Cette construction de l'Europe est loin d'être médiocre, on pourrait même penser qu'apporter la paix et la prospérité est la plus belle mission qui puisse être confiée. Sauf que cela se fait en contrepartie du renoncement au statut de puissance qui peut imposer ses vues. Même si Fukuyama est un Américain d'origine japonaise, il semble que ce soit l'Europe qui ait été le plus sensible à sa thèse de « la fin de l'Histoire » : un monde où chacun jouerait le jeu des modèles (économiques, écologiques, politiques), agirait pour le bien universel et renoncerait à son pouvoir discrétionnaire, source d'instabilité. Mais si l'Histoire n'est pas morte, alors le temps non plus, ce qui vient redonner toute sa place à l'action stratégique et, d'une certaine manière, à l'imprévisibilité. L'Europe, par son mode de fonctionnement nécessairement transparent, peut-elle encore jouer un rôle dans un monde où l'Histoire continue ?

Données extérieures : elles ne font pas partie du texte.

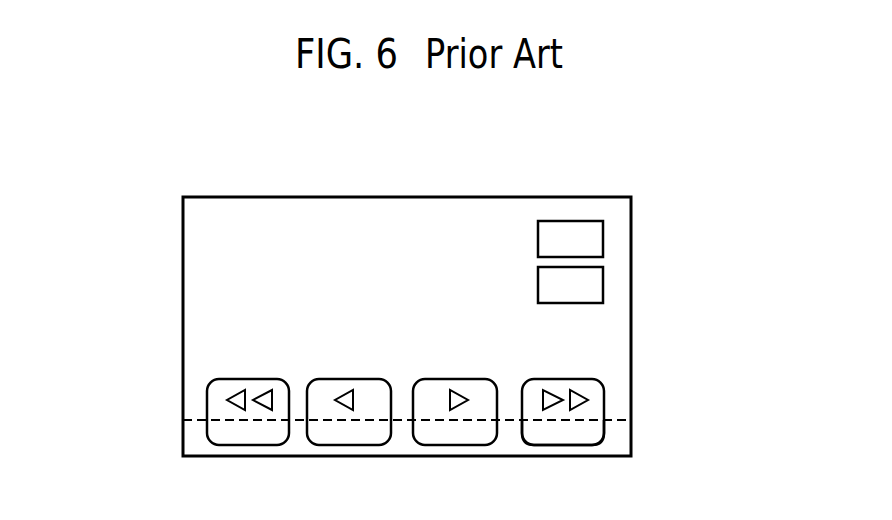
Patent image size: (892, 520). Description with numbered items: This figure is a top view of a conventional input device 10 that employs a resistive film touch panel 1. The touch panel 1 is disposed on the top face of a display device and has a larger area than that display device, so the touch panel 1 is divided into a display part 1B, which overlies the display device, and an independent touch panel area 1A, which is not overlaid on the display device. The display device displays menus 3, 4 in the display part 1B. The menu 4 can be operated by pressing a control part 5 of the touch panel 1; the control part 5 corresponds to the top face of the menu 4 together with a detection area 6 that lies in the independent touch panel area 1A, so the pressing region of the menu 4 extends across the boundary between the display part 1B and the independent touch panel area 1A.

Une voie stratégique pour l'Europe, qui lui permettrait de continuer à peser sans renier ses convictions, pourrait consister à exiger la réciprocité en matière économique ; à placer la lutte contre le changement climatique sous l'angle de la réduction de sa dépendance aux hydrocarbures ; à vanter haut et fort le modèle politique, social et culturel européen ou encore à s'émanciper de la tutelle américaine en politique internationale, ce qui passe par un renforcement des moyens en matière de défense. Ce chemin tranche avec l'unilatéralisme décrit plus haut, dont nous n'avons plus les moyens : en effet, comme le montre l'exemple des Corn Laws, seule la puissance dominante (l'Angleterre au XIXème siècle puis l'Amérique au XXème) peut se permettre cet « unilatéralisme du bien commun ».